We are a person who has been broken out of the world of human societies.  Perhaps we broke ourselves free, perhaps we were outcast, perhaps we simply slipped through the cracks and gaping chasms of some insufficient interest in our welfare.

We were raised by monsters to become a better monster.

We eat bitter meals from violated altars, accepting a faceless form of charity stolen from communities that cannot otherwise succor us among themselves.

We might seem to have been tamed by our own timid needs, but we cannot be included; we remain wild, a creature without solace, with no kind amongst whom we may find a home where we may feel we truly belong.

We hate this life, and yet, we must also love it, because it is the only life we know.

We cannot join anyone in simple pleasures.

Going to a movie is a torment; visiting a park is a pain.

There is nowhere we may go where we do not feel the knives of our alienation more deeply thrusting through our anguished, broken hearts by seeing other people, people who seem safely embedded in their tidy lives, lives we cannot find ourselves included amongst, even when we are warmly made welcome.

Perhaps we should have taken someone hostage.

Oh wait, we have done that before, we have done that many times.

We see how other people hold themselves hostages, we have seen how other people hold others hostage as well.

Taking hostages is a time-honored tradition, even a duty, albeit a duty we have tried to shirk from.

Were we able to adequately imprint upon and bond with other people we might be able to participate in the hostage games being played out all around us without any qualms, our misgivings swept aside by our societies’ and cultures’ willfully blind dependence upon holding everyone hostage.

If we refuse to be a hostage then we become a hostage to our own refusal, we become a hostage by our ostracism, a hostage to the social isolation that results from our failures, and worse, from our refusals to play the game.

If this is not yet another paradox, then this is still just how things really are.

It is a good thing we cannot kill ourselves, for otherwise we surely would.  Alas, our commitment to life is more like a lunatic’s commitment to an asylum.  We may be locked away forever with only ourselves for solace.

We hurt.

Are we mad to choose to believe we may still find any relief from our pain?

We are terrified of making friends and yet we must always still hope to find them.

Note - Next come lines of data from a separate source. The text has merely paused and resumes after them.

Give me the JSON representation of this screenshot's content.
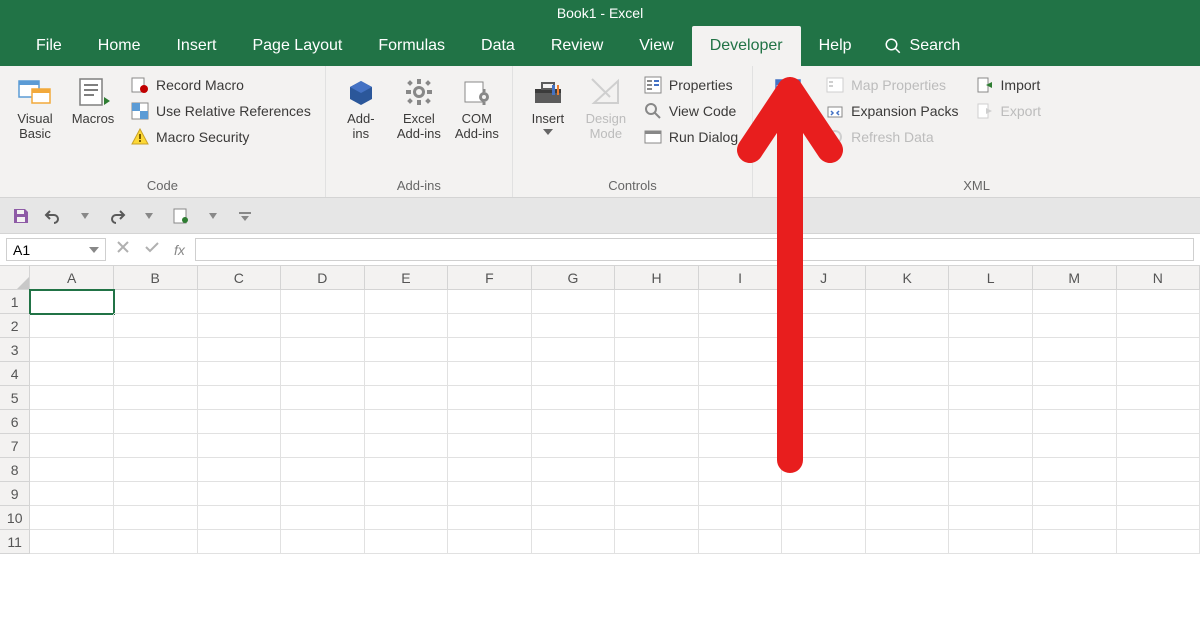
{
  "title": "Book1  -  Excel",
  "tabs": {
    "file": "File",
    "home": "Home",
    "insert": "Insert",
    "page_layout": "Page Layout",
    "formulas": "Formulas",
    "data": "Data",
    "review": "Review",
    "view": "View",
    "developer": "Developer",
    "help": "Help",
    "search": "Search"
  },
  "ribbon": {
    "code": {
      "visual_basic": "Visual\nBasic",
      "macros": "Macros",
      "record_macro": "Record Macro",
      "use_relative": "Use Relative References",
      "macro_security": "Macro Security",
      "group_label": "Code"
    },
    "addins": {
      "addins": "Add-\nins",
      "excel_addins": "Excel\nAdd-ins",
      "com_addins": "COM\nAdd-ins",
      "group_label": "Add-ins"
    },
    "controls": {
      "insert": "Insert",
      "design_mode": "Design\nMode",
      "properties": "Properties",
      "view_code": "View Code",
      "run_dialog": "Run Dialog",
      "group_label": "Controls"
    },
    "xml": {
      "source": "Source",
      "map_properties": "Map Properties",
      "expansion_packs": "Expansion Packs",
      "refresh_data": "Refresh Data",
      "import": "Import",
      "export": "Export",
      "group_label": "XML"
    }
  },
  "namebox": "A1",
  "fx_label": "fx",
  "columns": [
    "A",
    "B",
    "C",
    "D",
    "E",
    "F",
    "G",
    "H",
    "I",
    "J",
    "K",
    "L",
    "M",
    "N"
  ],
  "rows": [
    "1",
    "2",
    "3",
    "4",
    "5",
    "6",
    "7",
    "8",
    "9",
    "10",
    "11"
  ]
}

Must we always hurt others in response to our own pain?

Enjoy!?

Love, Grigori Rho Gharveyn,
aka Greg Gourdian, Falcon, Chameleon, Roger Holler, etc., et al, ad absurdum, ad nauseum…

PS
The antagonists and protagonists of today’s horror shows are becoming increasingly confused, such that it is easier to be more sympathetic toward the monsters and more judgmental of their victims.  This might be a good trend, except that the solutions to the problems portrayed in their stories remain violent and too often still rely on dehumanizing the characters their audiences are being directed to admonish.
Please remember, all the heroines and villains of our horror shows and legends are metaphors for human beings; when we are taught to believe in the inherently evil natures of any group of people, whether they are portrayed by zombies, vampires, lycans, animals, or aliens, all of our heroes, villains and monsters are also always ourselves.